Technology & Science

Endeavour undocks from space station

Two Canadian astronauts said their goodbyes aboard the International Space Station on Tuesday, with Julie Payette returning to the Earth-bound space shuttle and Robert Thirsk continuing his stay aboard the orbiting outpost.

Two Canadian astronauts said their goodbyes aboard the International Space Station on Tuesday, with Julie Payette returning to the Earth-bound space shuttle and Robert Thirsk continuing his stay aboard the orbiting outpost.

The space shuttle Endeavour undocked from the International Space Station at 1:26 p.m. ET and began a final fly-around of the station before heading on course for a Friday landing at NASA's Kennedy Space Center in Florida.

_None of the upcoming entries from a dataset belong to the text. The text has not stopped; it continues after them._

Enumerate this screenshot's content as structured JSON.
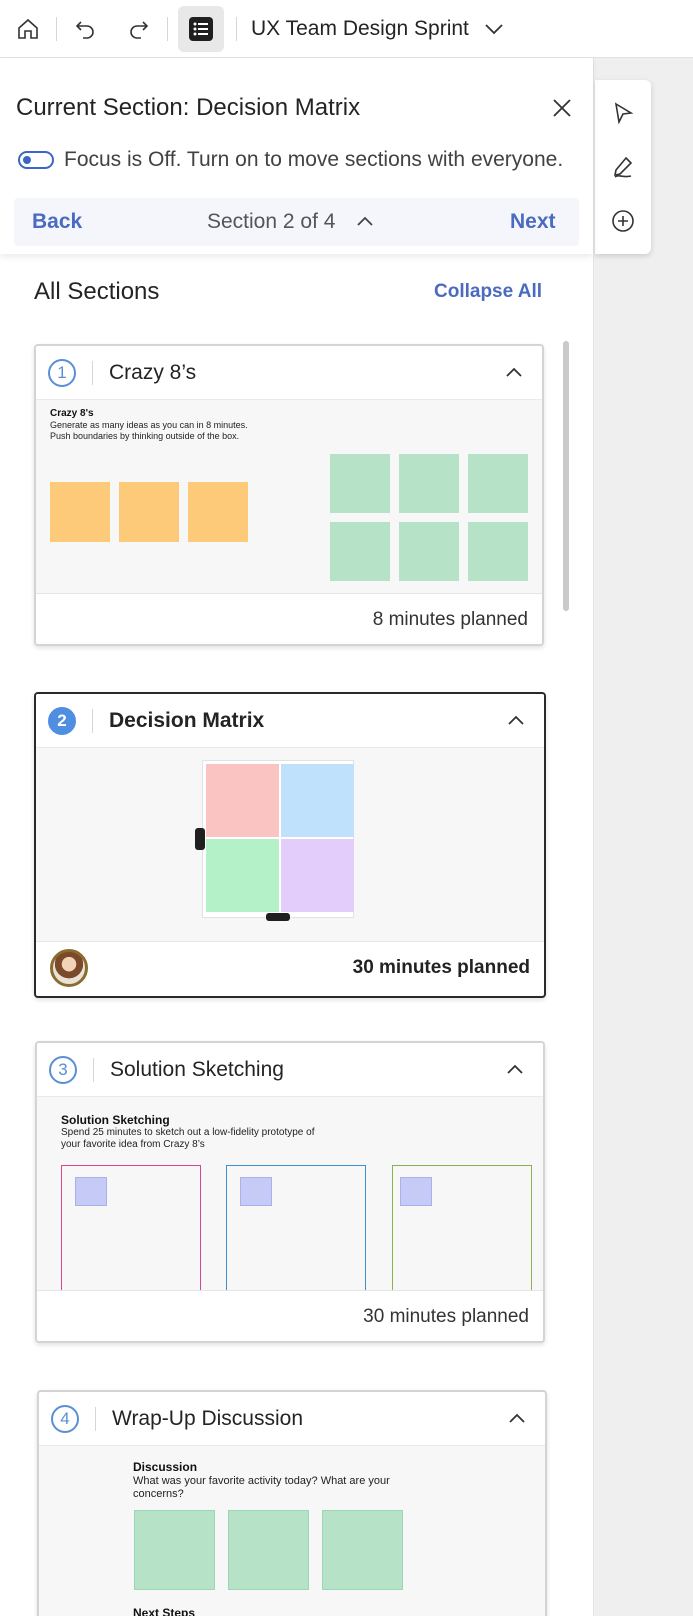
{
  "toolbar": {
    "board_title": "UX Team Design Sprint",
    "icons": [
      "home-icon",
      "undo-icon",
      "redo-icon",
      "sections-list-icon",
      "chevron-down-icon"
    ]
  },
  "right_tools": [
    "select-pointer-icon",
    "pen-icon",
    "add-icon"
  ],
  "panel": {
    "current_section_title": "Current Section: Decision Matrix",
    "focus_text": "Focus is Off. Turn on to move sections with everyone.",
    "back_label": "Back",
    "section_position": "Section 2 of 4",
    "next_label": "Next",
    "all_sections_label": "All Sections",
    "collapse_all_label": "Collapse All"
  },
  "sections": [
    {
      "number": "1",
      "title": "Crazy 8’s",
      "planned": "8 minutes planned",
      "preview_title": "Crazy 8's",
      "preview_text": "Generate as many ideas as you can in 8 minutes. Push boundaries by thinking outside of the box."
    },
    {
      "number": "2",
      "title": "Decision Matrix",
      "planned": "30 minutes planned",
      "active": true
    },
    {
      "number": "3",
      "title": "Solution Sketching",
      "planned": "30 minutes planned",
      "preview_title": "Solution Sketching",
      "preview_text": "Spend 25 minutes to sketch out a low-fidelity prototype of your favorite idea from Crazy 8’s"
    },
    {
      "number": "4",
      "title": "Wrap-Up Discussion",
      "preview_title": "Discussion",
      "preview_text": "What was your favorite activity today? What are your concerns?",
      "preview_title_2": "Next Steps"
    }
  ],
  "colors": {
    "accent": "#4a6bbf",
    "sticky_orange": "#fdca79",
    "sticky_green": "#b6e3c8",
    "matrix_red": "#f9c4c2",
    "matrix_blue": "#bfe1fb",
    "matrix_green": "#b4f1c8",
    "matrix_purple": "#e2cdfb"
  }
}
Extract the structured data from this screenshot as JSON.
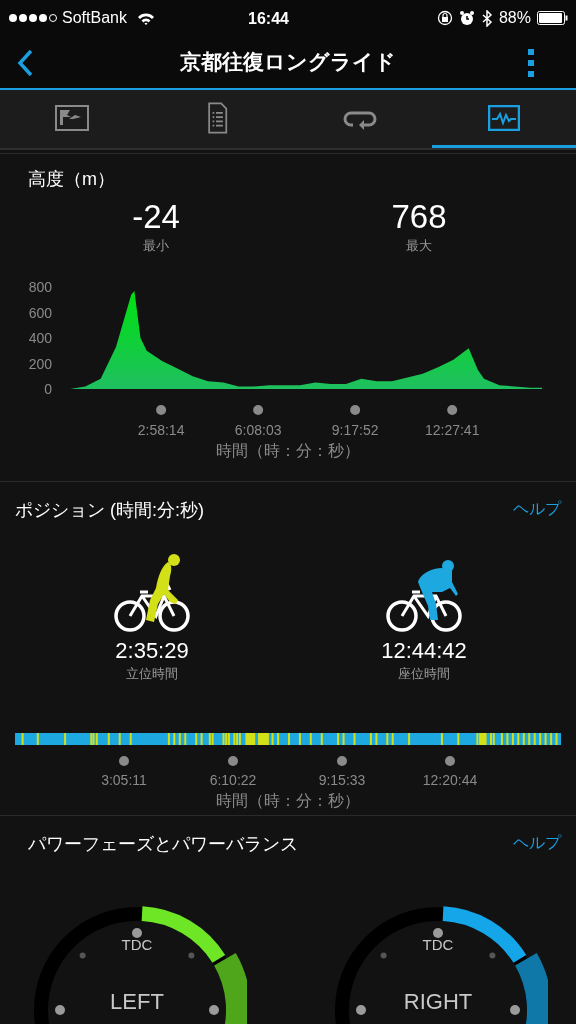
{
  "status_bar": {
    "carrier": "SoftBank",
    "time": "16:44",
    "battery": "88%"
  },
  "nav": {
    "title": "京都往復ロングライド"
  },
  "tabs": [
    {
      "selected": false
    },
    {
      "selected": false
    },
    {
      "selected": false
    },
    {
      "selected": true
    }
  ],
  "elevation": {
    "title": "高度（m）",
    "stats": [
      {
        "value": "-24",
        "label": "最小"
      },
      {
        "value": "768",
        "label": "最大"
      }
    ],
    "y_labels": [
      "800",
      "600",
      "400",
      "200",
      "0"
    ],
    "x_labels": [
      "2:58:14",
      "6:08:03",
      "9:17:52",
      "12:27:41"
    ],
    "axis_label": "時間（時：分：秒）"
  },
  "position": {
    "title": "ポジション (時間:分:秒)",
    "help": "ヘルプ",
    "riders": [
      {
        "kind": "standing",
        "color": "#d4e017",
        "time": "2:35:29",
        "label": "立位時間"
      },
      {
        "kind": "seated",
        "color": "#1ea8e0",
        "time": "12:44:42",
        "label": "座位時間"
      }
    ],
    "ticks": [
      "3:05:11",
      "6:10:22",
      "9:15:33",
      "12:20:44"
    ],
    "axis_label": "時間（時：分：秒）"
  },
  "power": {
    "title": "パワーフェーズとパワーバランス",
    "help": "ヘルプ",
    "dials": [
      {
        "top": "TDC",
        "side": "LEFT",
        "color": "#6ee626"
      },
      {
        "top": "TDC",
        "side": "RIGHT",
        "color": "#15a6ea"
      }
    ]
  }
}
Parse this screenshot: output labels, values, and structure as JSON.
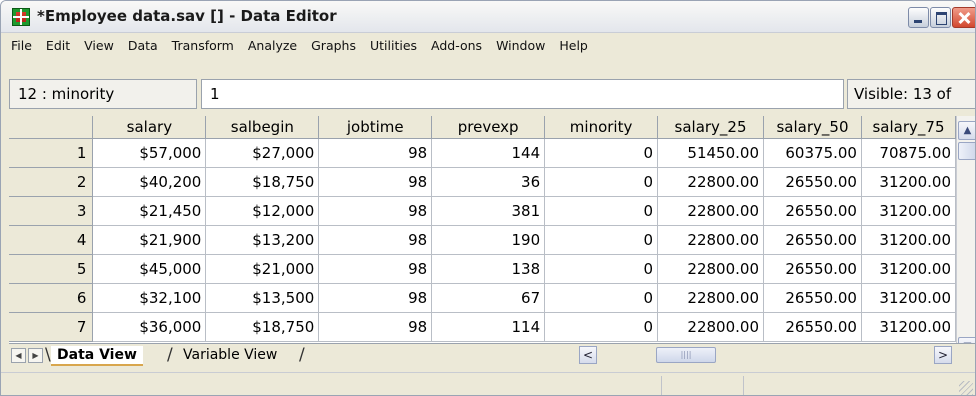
{
  "window": {
    "title": "*Employee data.sav [] - Data Editor",
    "accent": "#1f9a2e"
  },
  "menu": [
    "File",
    "Edit",
    "View",
    "Data",
    "Transform",
    "Analyze",
    "Graphs",
    "Utilities",
    "Add-ons",
    "Window",
    "Help"
  ],
  "cell_editor": {
    "reference": "12 : minority",
    "value": "1",
    "visible": "Visible: 13 of"
  },
  "grid": {
    "columns": [
      "salary",
      "salbegin",
      "jobtime",
      "prevexp",
      "minority",
      "salary_25",
      "salary_50",
      "salary_75"
    ],
    "rows": [
      {
        "num": "1",
        "cells": [
          "$57,000",
          "$27,000",
          "98",
          "144",
          "0",
          "51450.00",
          "60375.00",
          "70875.00"
        ]
      },
      {
        "num": "2",
        "cells": [
          "$40,200",
          "$18,750",
          "98",
          "36",
          "0",
          "22800.00",
          "26550.00",
          "31200.00"
        ]
      },
      {
        "num": "3",
        "cells": [
          "$21,450",
          "$12,000",
          "98",
          "381",
          "0",
          "22800.00",
          "26550.00",
          "31200.00"
        ]
      },
      {
        "num": "4",
        "cells": [
          "$21,900",
          "$13,200",
          "98",
          "190",
          "0",
          "22800.00",
          "26550.00",
          "31200.00"
        ]
      },
      {
        "num": "5",
        "cells": [
          "$45,000",
          "$21,000",
          "98",
          "138",
          "0",
          "22800.00",
          "26550.00",
          "31200.00"
        ]
      },
      {
        "num": "6",
        "cells": [
          "$32,100",
          "$13,500",
          "98",
          "67",
          "0",
          "22800.00",
          "26550.00",
          "31200.00"
        ]
      },
      {
        "num": "7",
        "cells": [
          "$36,000",
          "$18,750",
          "98",
          "114",
          "0",
          "22800.00",
          "26550.00",
          "31200.00"
        ]
      }
    ]
  },
  "tabs": {
    "data_view": "Data View",
    "variable_view": "Variable View"
  },
  "icons": {
    "scroll_up": "scroll-up-icon",
    "scroll_down": "scroll-down-icon",
    "scroll_left": "scroll-left-icon",
    "scroll_right": "scroll-right-icon"
  }
}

Endeavour arrived at the space station a week and a half ago on a mission to install a porch-like structure used to conduct experiments exposed to the harsh conditions of outer space — the third major component to Japan's Kibo laboratory.

The shuttle also delivered U.S. astronaut Tim Kopra, the newest crew member to the six-person space station team. He replaces Japan Aerospace Exploration Agency astronaut Koichi Wakata, who had been aboard the station since March and is on board Endeavour as it departs the station.

The shuttle mission was a first for Canada, as the arrival of Montreal-born Payette marked the first time two Canadians worked together in space.

Thirsk, from New Westminster, B.C., travelled to the space station aboard a Russian Soyuz rocket, which lifted off from a launch pad in Kazakhstan on May 27. He is living on the station for six months, the first Canadian to stay aboard the station for an extended period of time.

The mission was also the first time 13 astronauts worked together on a mission, the largest-ever gathering of people in space.